The President’s House in Philadelphia tells a story of early U.S. presidents
Reporting from Philadelphia — In school, I was taught that George Washington could not tell a lie, but I never knew that he owned more than 300 slaves.
I learned that lesson in December, when I visited the new President’s House and its exhibit, “Freedom and Slavery in Making a New Nation,” on Independence Mall. The open-air installation was built with brick foundation walls and framing to resemble the mansion in which Presidents Washington and John Adams lived and conducted the business of the new nation when Philadelphia was its capital.
The site honors the location and importance of the original mansion, but it also addresses the subject of slavery in early U.S. history. Gary B. Nash, a professor emeritus of history at UCLA, and the lead historian for the exhibit, said, “A whole cloud of historical amnesia is going to be swept away. This story speaks to the themes of the Liberty Bell … [which] connects to liberty and slavery being conjoined at our nation’s birth.”
At the President’s House, I learned that Philadelphia had the largest free black population of any city in the 13 original states, and that a law permitted any slave residing in Pennsylvania for more than six months to petition for his or her freedom. The moment a slave left the state, however, the six-month period began anew.

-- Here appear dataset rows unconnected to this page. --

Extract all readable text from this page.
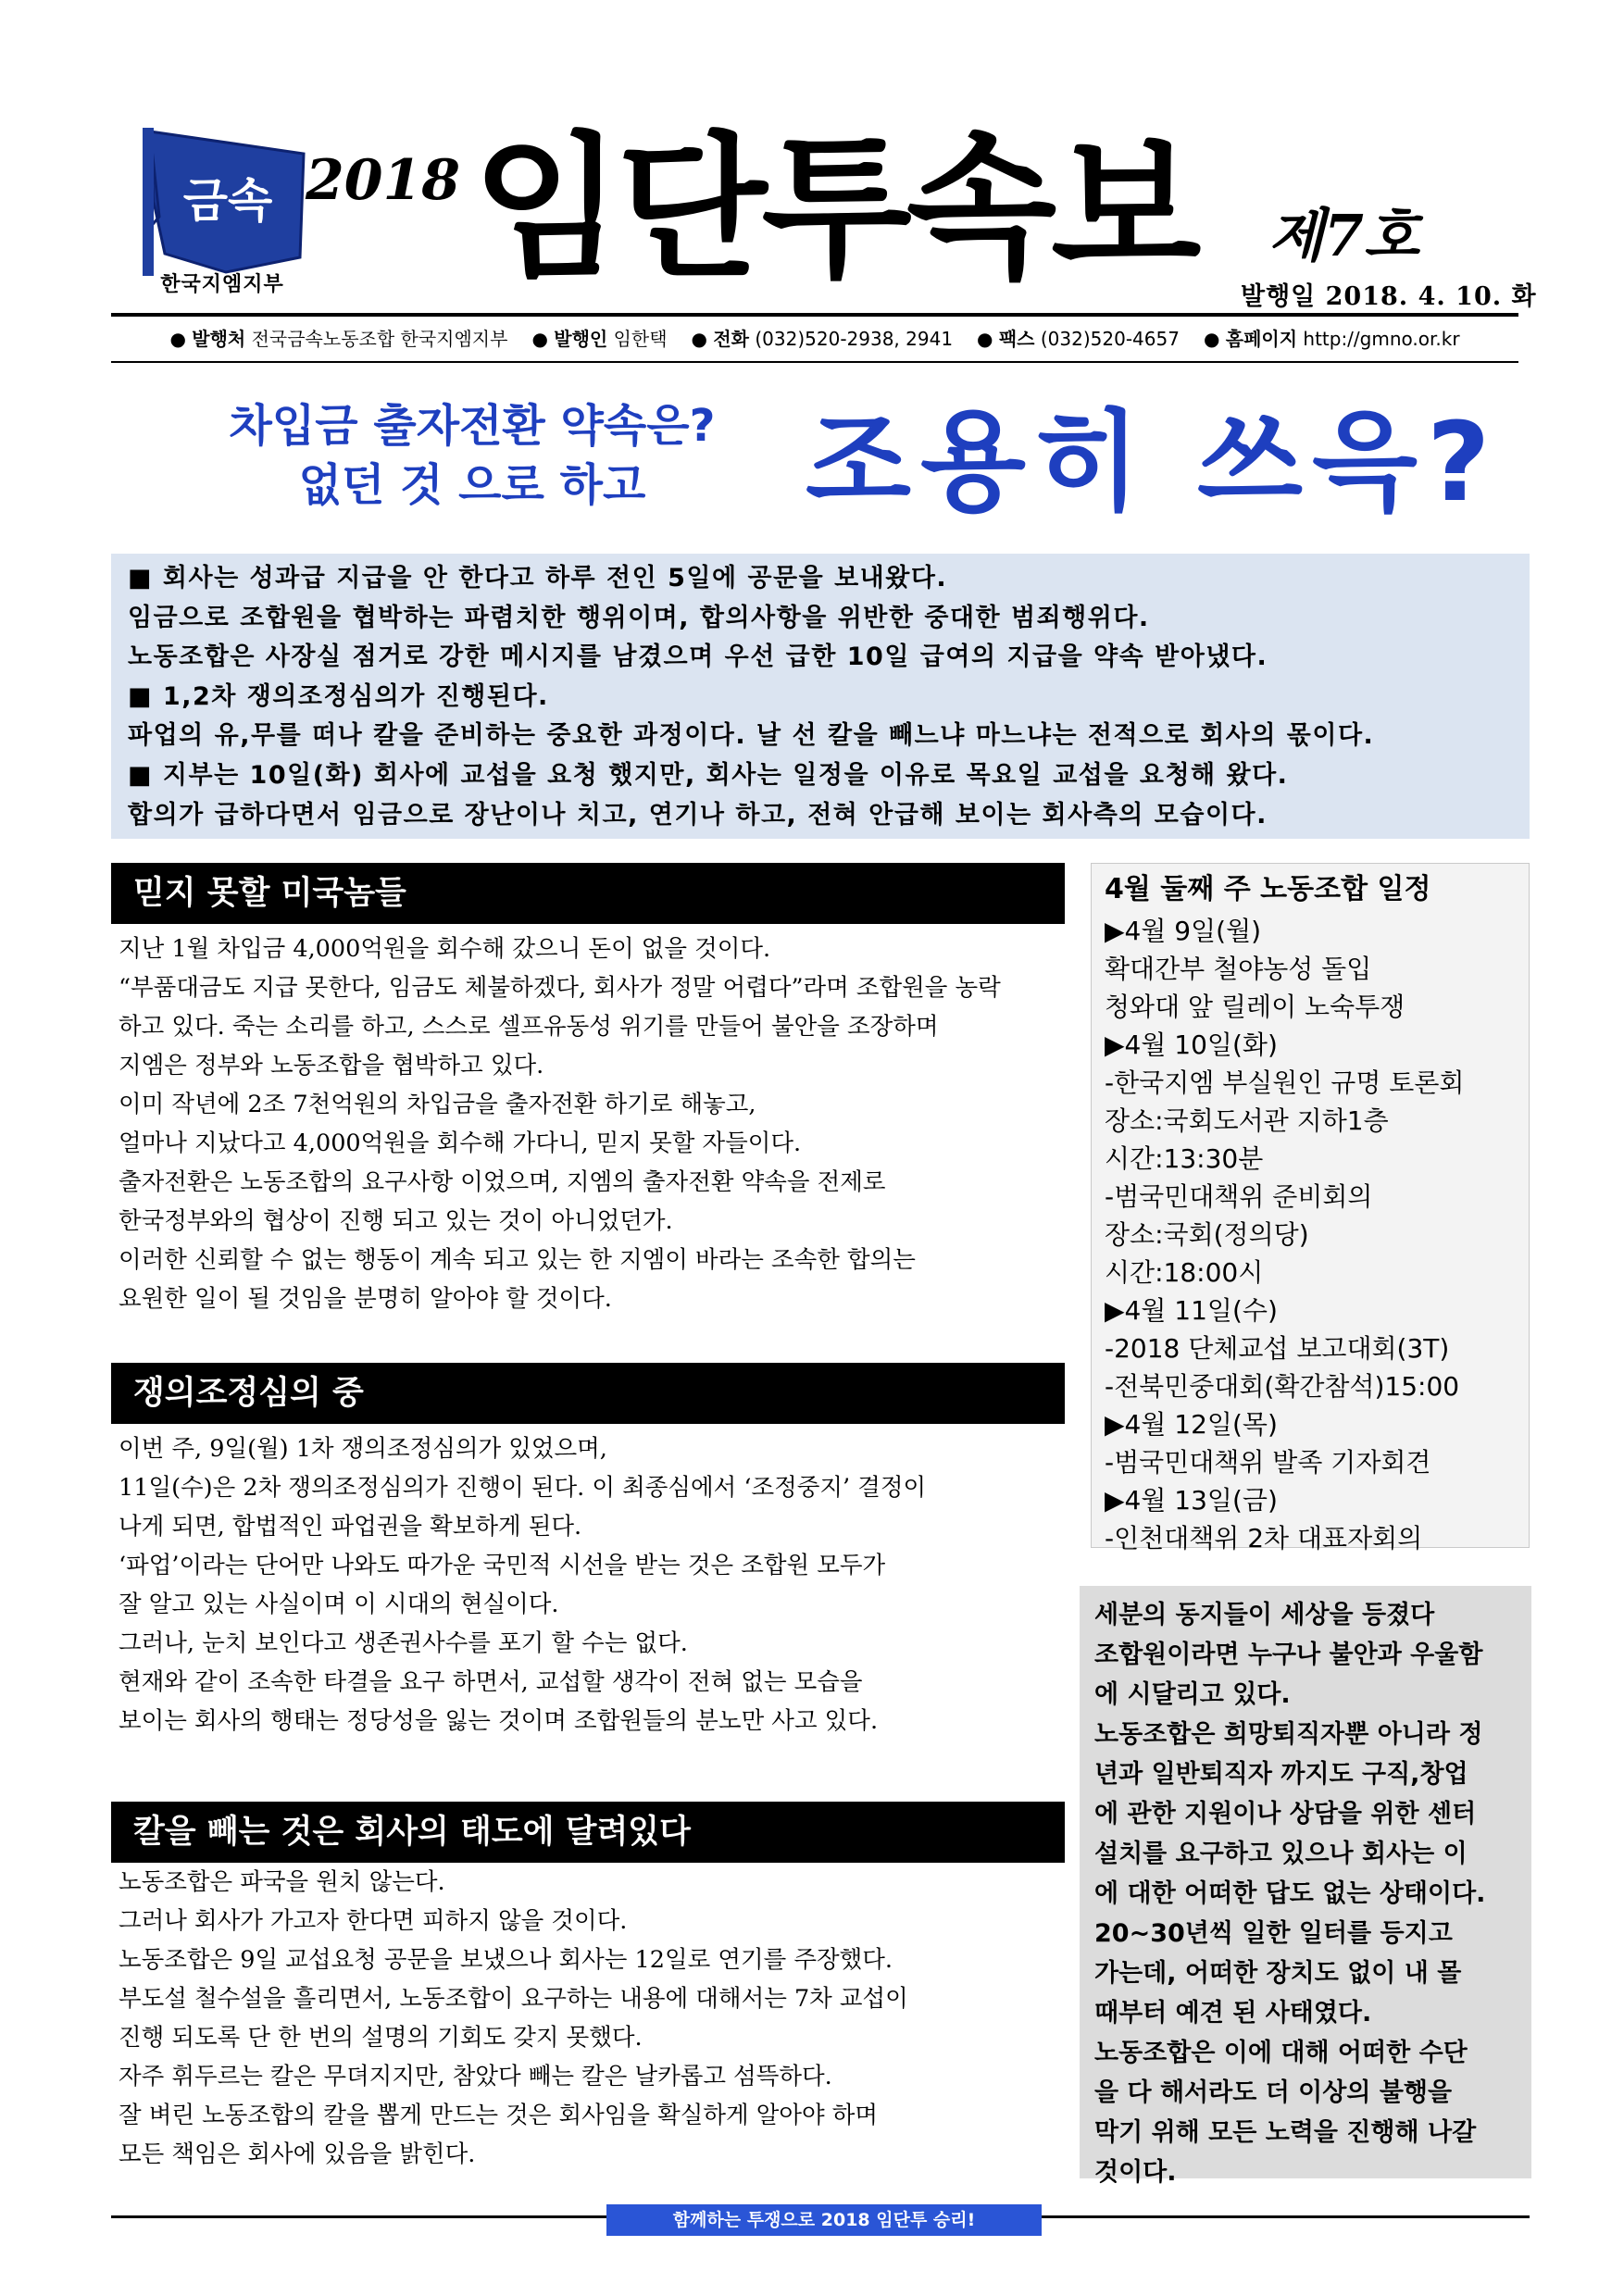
금속
한국지엠지부
2018 임단투속보 제7호
발행일 2018. 4. 10. 화
● 발행처 전국금속노동조합 한국지엠지부 ● 발행인 임한택 ● 전화 (032)520-2938, 2941 ● 팩스 (032)520-4657 ● 홈페이지 http://gmno.or.kr
차입금 출자전환 약속은?
없던 것 으로 하고	조용히 쓰윽?

■ 회사는 성과급 지급을 안 한다고 하루 전인 5일에 공문을 보내왔다.

임금으로 조합원을 협박하는 파렴치한 행위이며, 합의사항을 위반한 중대한 범죄행위다.

노동조합은 사장실 점거로 강한 메시지를 남겼으며 우선 급한 10일 급여의 지급을 약속 받아냈다.

■ 1,2차 쟁의조정심의가 진행된다.

파업의 유,무를 떠나 칼을 준비하는 중요한 과정이다. 날 선 칼을 빼느냐 마느냐는 전적으로 회사의 몫이다.

■ 지부는 10일(화) 회사에 교섭을 요청 했지만, 회사는 일정을 이유로 목요일 교섭을 요청해 왔다.

합의가 급하다면서 임금으로 장난이나 치고, 연기나 하고, 전혀 안급해 보이는 회사측의 모습이다.

믿지 못할 미국놈들

지난 1월 차입금 4,000억원을 회수해 갔으니 돈이 없을 것이다.

“부품대금도 지급 못한다, 임금도 체불하겠다, 회사가 정말 어렵다”라며 조합원을 농락

하고 있다. 죽는 소리를 하고, 스스로 셀프유동성 위기를 만들어 불안을 조장하며

지엠은 정부와 노동조합을 협박하고 있다.

이미 작년에 2조 7천억원의 차입금을 출자전환 하기로 해놓고,

얼마나 지났다고 4,000억원을 회수해 가다니, 믿지 못할 자들이다.

출자전환은 노동조합의 요구사항 이었으며, 지엠의 출자전환 약속을 전제로

한국정부와의 협상이 진행 되고 있는 것이 아니었던가.

이러한 신뢰할 수 없는 행동이 계속 되고 있는 한 지엠이 바라는 조속한 합의는

요원한 일이 될 것임을 분명히 알아야 할 것이다.

쟁의조정심의 중

이번 주, 9일(월) 1차 쟁의조정심의가 있었으며,

11일(수)은 2차 쟁의조정심의가 진행이 된다. 이 최종심에서 ‘조정중지’ 결정이

나게 되면, 합법적인 파업권을 확보하게 된다.

‘파업’이라는 단어만 나와도 따가운 국민적 시선을 받는 것은 조합원 모두가

잘 알고 있는 사실이며 이 시대의 현실이다.

그러나, 눈치 보인다고 생존권사수를 포기 할 수는 없다.

현재와 같이 조속한 타결을 요구 하면서, 교섭할 생각이 전혀 없는 모습을

보이는 회사의 행태는 정당성을 잃는 것이며 조합원들의 분노만 사고 있다.

칼을 빼는 것은 회사의 태도에 달려있다

노동조합은 파국을 원치 않는다.

그러나 회사가 가고자 한다면 피하지 않을 것이다.

노동조합은 9일 교섭요청 공문을 보냈으나 회사는 12일로 연기를 주장했다.

부도설 철수설을 흘리면서, 노동조합이 요구하는 내용에 대해서는 7차 교섭이

진행 되도록 단 한 번의 설명의 기회도 갖지 못했다.

자주 휘두르는 칼은 무뎌지지만, 참았다 빼는 칼은 날카롭고 섬뜩하다.

잘 벼린 노동조합의 칼을 뽑게 만드는 것은 회사임을 확실하게 알아야 하며

모든 책임은 회사에 있음을 밝힌다.

4월 둘째 주 노동조합 일정

▶4월 9일(월)

확대간부 철야농성 돌입

청와대 앞 릴레이 노숙투쟁

▶4월 10일(화)

-한국지엠 부실원인 규명 토론회

장소:국회도서관 지하1층

시간:13:30분

-범국민대책위 준비회의

장소:국회(정의당)

시간:18:00시

▶4월 11일(수)

-2018 단체교섭 보고대회(3T)

-전북민중대회(확간참석)15:00

▶4월 12일(목)

-범국민대책위 발족 기자회견

▶4월 13일(금)

-인천대책위 2차 대표자회의

세분의 동지들이 세상을 등졌다

조합원이라면 누구나 불안과 우울함

에 시달리고 있다.

노동조합은 희망퇴직자뿐 아니라 정

년과 일반퇴직자 까지도 구직,창업

에 관한 지원이나 상담을 위한 센터

설치를 요구하고 있으나 회사는 이

에 대한 어떠한 답도 없는 상태이다.

20~30년씩 일한 일터를 등지고

가는데, 어떠한 장치도 없이 내 몰

때부터 예견 된 사태였다.

노동조합은 이에 대해 어떠한 수단

을 다 해서라도 더 이상의 불행을

막기 위해 모든 노력을 진행해 나갈

것이다.

함께하는 투쟁으로 2018 임단투 승리!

The George Washington revealed in the exhibit circumvented that law by dispatching the nine slaves he kept at the mansion on brief errands to New Jersey or to Mount Vernon. It was also at the mansion that he signed the Fugitive Slave Act of 1793 that gave owners the right to recover runaway slaves in another state. Yet Washington appeared conflicted about slavery, and he directed in his will that his slaves be freed after his wife Martha’s death.

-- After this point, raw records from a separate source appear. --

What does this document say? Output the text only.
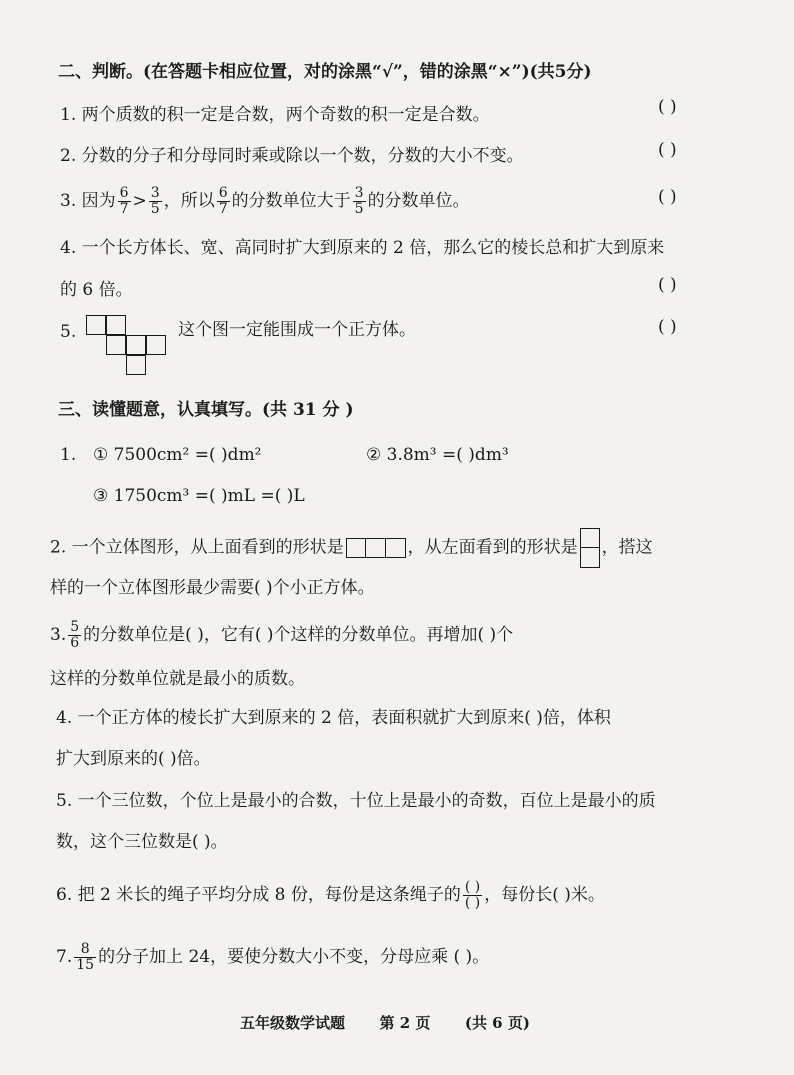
二、判断。(在答题卡相应位置，对的涂黑“√”，错的涂黑“×”)(共5分)
1. 两个质数的积一定是合数，两个奇数的积一定是合数。	( )
2. 分数的分子和分母同时乘或除以一个数，分数的大小不变。	( )
3. 因为 $\frac{6}{7} > \frac{3}{5}$ ，所以 $\frac{6}{7}$ 的分数单位大于 $\frac{3}{5}$ 的分数单位。	( )
4. 一个长方体长、宽、高同时扩大到原来的 2 倍，那么它的棱长总和扩大到原来
的 6 倍。	( )
5.	这个图一定能围成一个正方体。	( )
三、读懂题意，认真填写。(共 31 分 )
1. ① 7500cm² =( )dm²	② 3.8m³ =( )dm³
③ 1750cm³ =( )mL =( )L
2. 一个立体图形，从上面看到的形状是	，从左面看到的形状是 ，搭这
样的一个立体图形最少需要( )个小正方体。
3. $\frac{5}{6}$ 的分数单位是( )，它有( )个这样的分数单位。再增加( )个
这样的分数单位就是最小的质数。
4. 一个正方体的棱长扩大到原来的 2 倍，表面积就扩大到原来( )倍，体积
扩大到原来的( )倍。
5. 一个三位数，个位上是最小的合数，十位上是最小的奇数，百位上是最小的质
数，这个三位数是( )。
6. 把 2 米长的绳子平均分成 8 份，每份是这条绳子的 $\frac{( )}{( )}$ ，每份长( )米。
7. $\frac{8}{15}$ 的分子加上 24，要使分数大小不变，分母应乘 ( )。
五年级数学试题 第 2 页 (共 6 页)
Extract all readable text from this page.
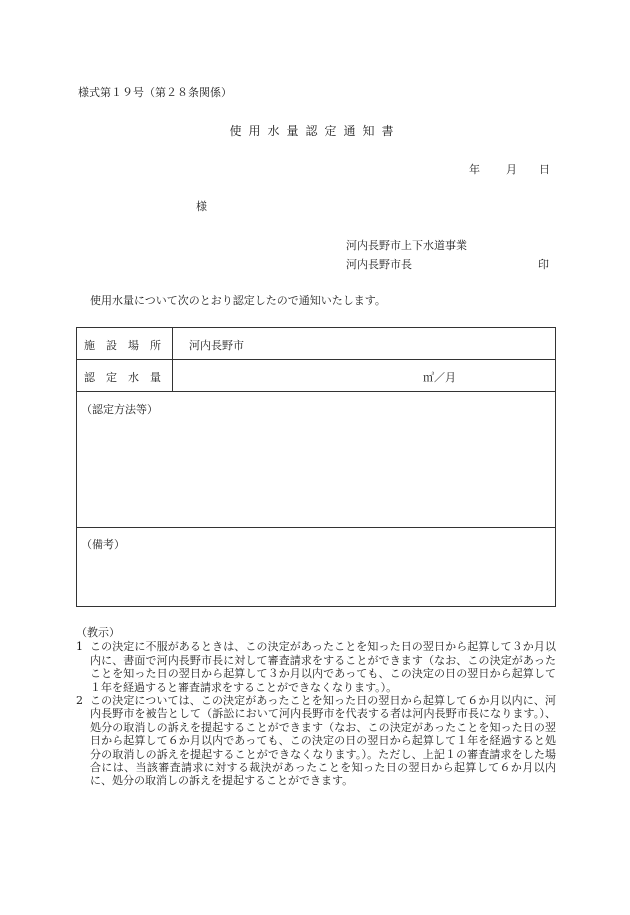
様式第１９号（第２８条関係）
使用水量認定通知書
年 月 日
様
河内長野市上下水道事業
河内長野市長	印
使用水量について次のとおり認定したので通知いたします。
施設場所 河内長野市
認定水量	㎥／月
（認定方法等）
（備考）
（教示）
1 この決定に不服があるときは、この決定があったことを知った日の翌日から起算して３か月以内に、書面で河内長野市長に対して審査請求をすることができます（なお、この決定があったことを知った日の翌日から起算して３か月以内であっても、この決定の日の翌日から起算して１年を経過すると審査請求をすることができなくなります。）。
2 この決定については、この決定があったことを知った日の翌日から起算して６か月以内に、河内長野市を被告として（訴訟において河内長野市を代表する者は河内長野市長になります。）、処分の取消しの訴えを提起することができます（なお、この決定があったことを知った日の翌日から起算して６か月以内であっても、この決定の日の翌日から起算して１年を経過すると処分の取消しの訴えを提起することができなくなります。）。ただし、上記１の審査請求をした場合には、当該審査請求に対する裁決があったことを知った日の翌日から起算して６か月以内に、処分の取消しの訴えを提起することができます。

The original President’s House was demolished in 1832, but a large glass vitrine at the center of the stie displays fragments of the foundation, kitchen and a bay window that were unearthed during an archeoligical dig in 2007. Washington had added the window to the mansion, and it became the model for the one in the oval office at the White House.
The bone-chilling temperature and low winter sun contributed to the exhibit’s somber mood. A granite wall is etched with the names of Washington’s slaves who worked and lived at the mansion — Austin, Christopher, Giles, Hercules, Joe, Moll, Oney Judge, Paris and Richmond — and five motion-activated video screens, mounted above the brick fireplaces, tell their compelling stories. I was captivated by the tale of Oney Judge, a 17-year-old slave who fled before Martha could ship her to Mount Vernon as a wedding present for Eliza Custis, her granddaughter.
The remaining slaves never escaped Philadelphia. However, Hercules, Washington’s prized chef at President’s House, did escape from Mount Vernon in 1797.
Across the street at the National Constitution Center, I voted for Abe Lincoln as my favorite president. George Washington currently has the most votes, but I wondered if he would remain everyone’s favorite.